Akıl sağlığı meselesine buradan baktığımızda, şöyle bir tanımlama yapabiliriz: Akıl sağlığı, insanın sevebilmek ve yaratabilmek yetisi, ailesine, aşiretine, cemaatine ensestvari bağlılıktan kurtulabilmişliği, kendisini davranışlarının öznesi ve nesnesi olarak görebilmesi, kendisinin ve başkalarının gerçekliğini idrak edebilmesi, diğer bir deyişle nesnellik ve akıl yürütme yetisi ile doğru orantılıdır.

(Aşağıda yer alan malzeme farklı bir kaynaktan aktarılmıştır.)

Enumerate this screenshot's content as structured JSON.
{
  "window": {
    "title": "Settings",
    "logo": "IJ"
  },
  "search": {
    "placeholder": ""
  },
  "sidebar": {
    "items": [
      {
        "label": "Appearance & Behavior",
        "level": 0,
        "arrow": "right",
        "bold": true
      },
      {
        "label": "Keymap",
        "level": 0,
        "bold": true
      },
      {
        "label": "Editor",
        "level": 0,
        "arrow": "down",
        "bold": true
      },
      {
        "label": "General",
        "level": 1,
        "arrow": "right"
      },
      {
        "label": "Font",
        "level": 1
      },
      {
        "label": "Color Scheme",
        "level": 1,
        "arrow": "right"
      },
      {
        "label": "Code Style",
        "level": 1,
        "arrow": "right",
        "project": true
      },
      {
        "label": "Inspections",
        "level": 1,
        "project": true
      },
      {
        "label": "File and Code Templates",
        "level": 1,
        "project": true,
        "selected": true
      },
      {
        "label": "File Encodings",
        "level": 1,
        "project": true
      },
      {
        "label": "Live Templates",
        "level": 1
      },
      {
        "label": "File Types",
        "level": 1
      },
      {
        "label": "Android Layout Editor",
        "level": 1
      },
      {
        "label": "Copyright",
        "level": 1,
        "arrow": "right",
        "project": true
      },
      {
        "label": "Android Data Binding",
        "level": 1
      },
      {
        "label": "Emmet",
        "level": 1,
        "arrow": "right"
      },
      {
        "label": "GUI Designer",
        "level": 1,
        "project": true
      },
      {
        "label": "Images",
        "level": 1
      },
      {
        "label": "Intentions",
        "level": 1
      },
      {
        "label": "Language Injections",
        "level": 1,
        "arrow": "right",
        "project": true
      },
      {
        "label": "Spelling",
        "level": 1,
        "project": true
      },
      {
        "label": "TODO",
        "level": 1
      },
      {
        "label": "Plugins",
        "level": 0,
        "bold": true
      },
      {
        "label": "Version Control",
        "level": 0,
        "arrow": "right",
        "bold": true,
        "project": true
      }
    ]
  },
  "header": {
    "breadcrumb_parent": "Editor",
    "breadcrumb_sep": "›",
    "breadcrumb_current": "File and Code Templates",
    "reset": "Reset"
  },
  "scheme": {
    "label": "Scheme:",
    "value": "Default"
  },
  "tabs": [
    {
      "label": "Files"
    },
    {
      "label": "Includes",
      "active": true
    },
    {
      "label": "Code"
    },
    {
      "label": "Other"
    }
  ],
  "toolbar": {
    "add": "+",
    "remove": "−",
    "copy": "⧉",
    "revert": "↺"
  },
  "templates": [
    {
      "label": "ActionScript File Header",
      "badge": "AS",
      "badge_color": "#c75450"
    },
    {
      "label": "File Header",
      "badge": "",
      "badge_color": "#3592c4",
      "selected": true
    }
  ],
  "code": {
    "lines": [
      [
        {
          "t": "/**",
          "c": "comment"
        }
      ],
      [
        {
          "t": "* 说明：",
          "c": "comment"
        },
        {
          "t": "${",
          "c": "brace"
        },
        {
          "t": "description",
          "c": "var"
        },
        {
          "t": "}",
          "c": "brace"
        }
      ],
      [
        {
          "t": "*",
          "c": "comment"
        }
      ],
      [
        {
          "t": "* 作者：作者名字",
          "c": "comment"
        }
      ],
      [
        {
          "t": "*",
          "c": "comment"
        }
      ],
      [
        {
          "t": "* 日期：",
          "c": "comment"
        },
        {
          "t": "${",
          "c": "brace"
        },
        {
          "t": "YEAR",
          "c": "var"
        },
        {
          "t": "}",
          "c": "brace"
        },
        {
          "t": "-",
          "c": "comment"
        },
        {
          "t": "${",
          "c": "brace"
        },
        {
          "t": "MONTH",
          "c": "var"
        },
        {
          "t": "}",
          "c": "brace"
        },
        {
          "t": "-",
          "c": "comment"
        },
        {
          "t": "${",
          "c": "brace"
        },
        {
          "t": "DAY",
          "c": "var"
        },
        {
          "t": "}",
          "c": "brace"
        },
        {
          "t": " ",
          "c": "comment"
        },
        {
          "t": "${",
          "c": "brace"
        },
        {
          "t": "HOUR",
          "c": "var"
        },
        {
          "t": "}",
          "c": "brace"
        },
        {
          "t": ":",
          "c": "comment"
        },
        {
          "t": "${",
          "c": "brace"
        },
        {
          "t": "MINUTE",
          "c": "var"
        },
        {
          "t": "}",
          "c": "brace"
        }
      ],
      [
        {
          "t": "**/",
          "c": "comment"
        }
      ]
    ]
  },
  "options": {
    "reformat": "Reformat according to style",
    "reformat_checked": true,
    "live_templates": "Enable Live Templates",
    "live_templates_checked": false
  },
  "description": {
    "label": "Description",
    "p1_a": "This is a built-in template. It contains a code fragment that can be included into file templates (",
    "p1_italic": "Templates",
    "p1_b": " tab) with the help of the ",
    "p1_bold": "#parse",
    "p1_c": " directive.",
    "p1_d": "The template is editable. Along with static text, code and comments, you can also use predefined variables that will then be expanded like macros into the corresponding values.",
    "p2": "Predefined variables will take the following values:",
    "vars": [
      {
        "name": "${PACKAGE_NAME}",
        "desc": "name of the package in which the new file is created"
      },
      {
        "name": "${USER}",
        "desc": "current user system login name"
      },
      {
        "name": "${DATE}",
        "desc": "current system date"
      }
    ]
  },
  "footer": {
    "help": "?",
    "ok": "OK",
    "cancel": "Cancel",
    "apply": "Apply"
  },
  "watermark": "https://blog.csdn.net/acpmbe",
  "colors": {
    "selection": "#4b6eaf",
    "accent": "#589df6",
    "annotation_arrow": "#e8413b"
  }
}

Benimsediğim bu tanım, akıl sağlığının fizyolojik dayanaklarını arayan bir tanım değildir. Çünkü ben insanın psikolojik evrimin, organik değişim değil kültürel gelişim sonucu olduğu kanısındayım. Bu kanımın bir nedeni, insan bedeninin, beyninin, bedensel koordinasyonun, fiziki gücünün yüzbinlerce yıldır değişmemiş olması; diğeri insan evriminin tümüyle gelecek kuşaklara bilgi nakledebilme ve dolayısıyla bilgi biriktirebilme yeteneğinin sonucu olmasıdır.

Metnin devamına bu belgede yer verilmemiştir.